Last month I attended the National EMS Education Standards Stakeholder's Meeting in Washington, DC. Representatives from national EMS, fire, medical and government organizations were present to provide input to the project team.
The meeting was run by a professional facilitator. This resulted in meeting speak such as placing agenda items in the "parking lot" and requesting comments be "robust and succinct." While the inner child in me giggled when these phrases were used, the end result was a worthwhile meeting which I am happy to have attended.
I do have concerns from the meeting. The first is that controversial items such as accreditation of paramedic programs weren't the hot button I expected. I am afraid this means some stakeholders avoided the topic at the meeting but plan to oppose this in other arenas (e.g through political or other pressures on NHTSA).
The second area of concern is the instructional guidelines (IGs). The educational standards are broad stroke and conceptual. Instructional guidelines were initially proposed to help clarify the standards without being prescriptive as to content.
The instructional guidelines haven't been updated since the first draft of the standards. As we prepare to move to the third and final draft of the standards it looks like the IGs need to be trashed and begun again.
The primary issue noted by the project team is that the IGs are unfunded. They have been a bit of an albatross for the team--but a necessary one.
As an educator and textbook author I an deeply concerned about the process if the educational standards aren't accompanied by IGs. Interpretation of the standards without some clarification could be tragic for EMS education.

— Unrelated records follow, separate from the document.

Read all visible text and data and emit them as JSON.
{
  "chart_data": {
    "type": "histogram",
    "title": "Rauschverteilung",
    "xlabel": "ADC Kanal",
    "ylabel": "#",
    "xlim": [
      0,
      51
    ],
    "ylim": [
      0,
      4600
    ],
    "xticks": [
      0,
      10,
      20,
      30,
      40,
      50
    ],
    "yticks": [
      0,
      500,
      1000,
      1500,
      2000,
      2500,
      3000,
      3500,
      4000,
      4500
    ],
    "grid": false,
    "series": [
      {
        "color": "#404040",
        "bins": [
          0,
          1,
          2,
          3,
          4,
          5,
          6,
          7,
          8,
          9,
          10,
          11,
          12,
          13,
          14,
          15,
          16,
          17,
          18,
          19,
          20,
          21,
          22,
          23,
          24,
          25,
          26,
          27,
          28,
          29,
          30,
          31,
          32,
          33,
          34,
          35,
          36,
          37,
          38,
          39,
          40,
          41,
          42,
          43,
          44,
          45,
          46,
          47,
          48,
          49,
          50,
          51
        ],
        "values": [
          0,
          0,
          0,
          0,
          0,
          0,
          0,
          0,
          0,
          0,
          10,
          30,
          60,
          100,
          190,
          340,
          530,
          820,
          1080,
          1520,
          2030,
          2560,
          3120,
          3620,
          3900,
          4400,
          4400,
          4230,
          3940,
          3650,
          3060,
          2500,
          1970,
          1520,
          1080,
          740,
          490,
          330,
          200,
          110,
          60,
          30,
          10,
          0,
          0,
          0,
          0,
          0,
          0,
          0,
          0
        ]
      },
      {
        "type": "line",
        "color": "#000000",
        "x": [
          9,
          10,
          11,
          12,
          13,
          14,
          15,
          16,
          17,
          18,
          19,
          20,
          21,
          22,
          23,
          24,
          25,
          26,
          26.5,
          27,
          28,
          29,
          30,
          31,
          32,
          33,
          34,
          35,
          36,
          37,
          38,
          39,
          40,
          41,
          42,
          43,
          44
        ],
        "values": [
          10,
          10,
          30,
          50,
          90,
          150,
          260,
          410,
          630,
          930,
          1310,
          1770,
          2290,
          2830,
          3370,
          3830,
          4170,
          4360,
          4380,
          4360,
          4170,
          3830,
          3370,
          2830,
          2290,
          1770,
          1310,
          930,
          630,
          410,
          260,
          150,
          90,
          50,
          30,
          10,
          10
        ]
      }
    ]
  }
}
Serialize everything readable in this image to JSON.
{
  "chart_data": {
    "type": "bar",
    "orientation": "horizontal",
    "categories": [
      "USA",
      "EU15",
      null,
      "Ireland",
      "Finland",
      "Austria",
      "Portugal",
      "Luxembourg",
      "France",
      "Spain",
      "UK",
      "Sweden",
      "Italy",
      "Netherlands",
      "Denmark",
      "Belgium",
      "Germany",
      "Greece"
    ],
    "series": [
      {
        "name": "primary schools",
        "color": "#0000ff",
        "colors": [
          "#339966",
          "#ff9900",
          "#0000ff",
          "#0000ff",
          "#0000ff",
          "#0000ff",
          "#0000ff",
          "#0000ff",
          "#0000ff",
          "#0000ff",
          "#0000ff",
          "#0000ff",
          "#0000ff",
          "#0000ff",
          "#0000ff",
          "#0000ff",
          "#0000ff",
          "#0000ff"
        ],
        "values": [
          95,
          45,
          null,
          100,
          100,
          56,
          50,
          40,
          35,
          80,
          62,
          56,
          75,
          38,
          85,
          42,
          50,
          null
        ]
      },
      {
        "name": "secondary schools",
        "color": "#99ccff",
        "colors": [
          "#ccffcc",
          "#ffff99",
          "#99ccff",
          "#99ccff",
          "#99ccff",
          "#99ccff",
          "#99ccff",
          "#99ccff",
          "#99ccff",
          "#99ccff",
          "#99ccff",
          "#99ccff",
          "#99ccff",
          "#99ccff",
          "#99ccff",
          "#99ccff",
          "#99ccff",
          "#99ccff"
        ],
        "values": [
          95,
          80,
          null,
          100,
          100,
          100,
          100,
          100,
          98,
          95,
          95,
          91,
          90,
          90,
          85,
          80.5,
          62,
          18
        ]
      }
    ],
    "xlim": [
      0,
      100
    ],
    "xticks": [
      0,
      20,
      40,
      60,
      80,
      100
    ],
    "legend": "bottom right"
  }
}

An example is patient assessment. The standards describe a primary and secondary assessment process but no further details are included. Now imagine authors such as myself and Mike O'Keefe, Joe Mistovich, and Walt Stoy and Tom Platt working separately writing a book and defining the steps of the assessment process. Everyone's would be different. Perhaps dramatically different. Every textbook/publisher could have a different assessment process. How would this be tested nationally?
IGs level the playing field. Without them there isn't a playing field at all.
I believe the education standards project is a step forward for EMS education. The less prescriptive process should make this more of a living document. IGs are a necessary item to assure some level of uniformity--at least until EMS practice and education matures and becomes less region- and state-centric similar to other medical disciplines.